The other morning I woke up to no running water in the apartment as I had to get ready for work. The unannounced work that was being done in the building incredibly frustrated me for that hour that the water was off, but it slowed me down in a way that brought perspective. I thought of those for whom no running water was an everyday reality, which reminded me of the privilege of having not only running water, but clean running water with which to shower, make coffee and breakfast, do the dishes, and all kinds of tasks I take for granted.
In early sobriety, my AA sponsor added me to a gratitude email thread in which recovering women regularly sent around a list of what they were grateful for. Seeing what others were thankful for helped me with some of my gratitude blind spots. While exciting at first, the thread became a little overwhelming with so many responses, so I left (this was nearly seven years ago).
I haven’t had a regular gratitude practice in the years since until this past weekend when a recovery friend suggested we start our mornings exchanging a gratitude list on WhatsApp (this suggestion came after I shared how I had been struggling recently with unhelpful habits). His theory was that this practice would deepen the gratitude groove in my brain, which reminded me of Hebb’s Law that states: “neurons that fire together, wire together.” The idea of this exchange being between one other person seemed less daunting and like less pressure. Just three days into this morning exchange, I am already thinking of the next day’s list and what I could include on it.

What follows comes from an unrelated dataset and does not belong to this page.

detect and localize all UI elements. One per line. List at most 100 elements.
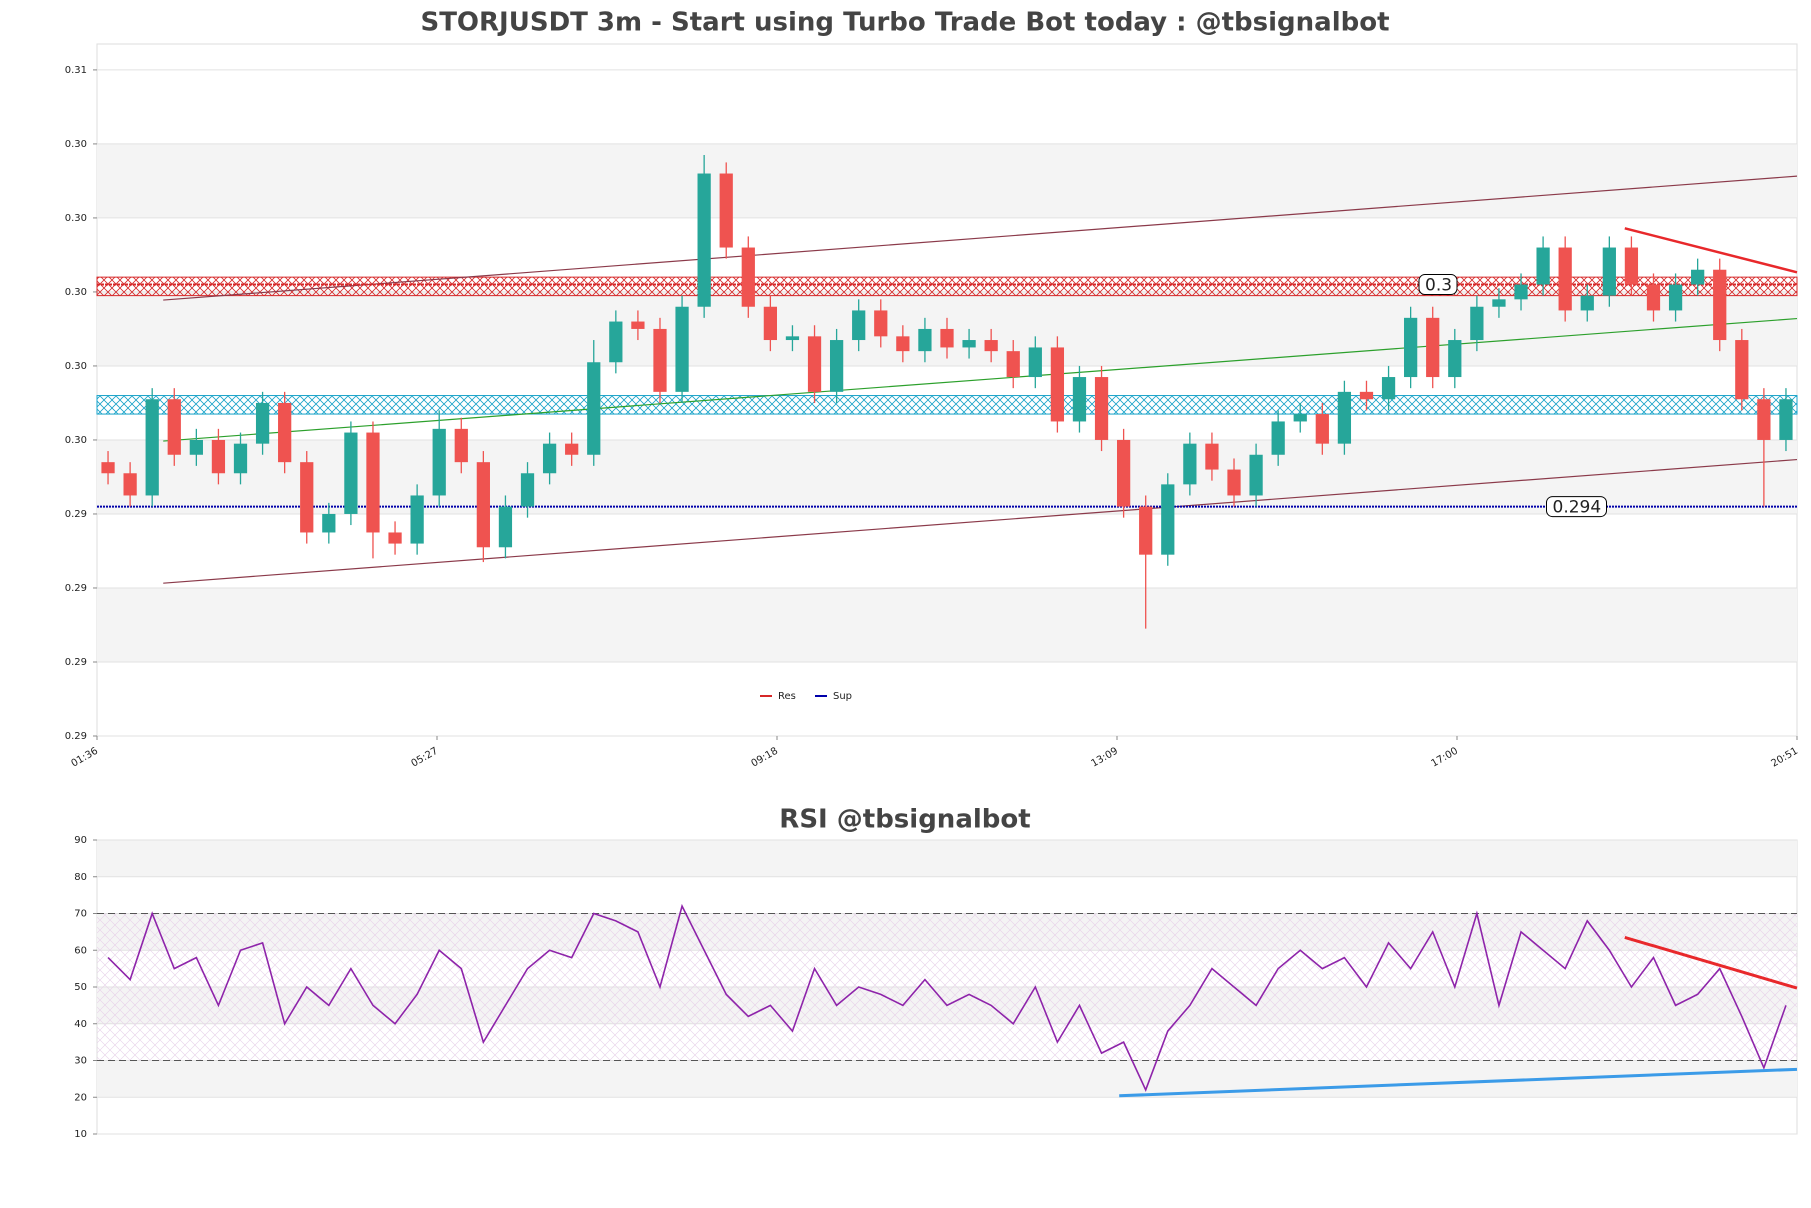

A kind act of service, whether directed towards a friend, acquaintance, or stranger, is another way of communicating gratitude. These acts don’t need to be relegated to a birthday or a national holiday that commercializes gratitude. Small acts of gratitude, like writing a thank you note to a sponsor or paying for a friend’s coffee, also build up self-esteem.
Whether receiving or giving it, gratitude can be a beautifully grounding experience. A shift in focus or perspective when struggling is essential to maintaining a life of humility. So much of my addictiveness can be fueled by a sense of lack, such as not feeling smart, worthy, interesting, attractive, or funny enough (to name a few). Renewing a sense of thankfulness of who and what I am and what I do have, is a step towards growing more comfortably into my recovering self. I am eternally grateful for all the support I’ve received in and out of sobriety, as well as all the substance-fueled episodes and institutions that propelled me to this place.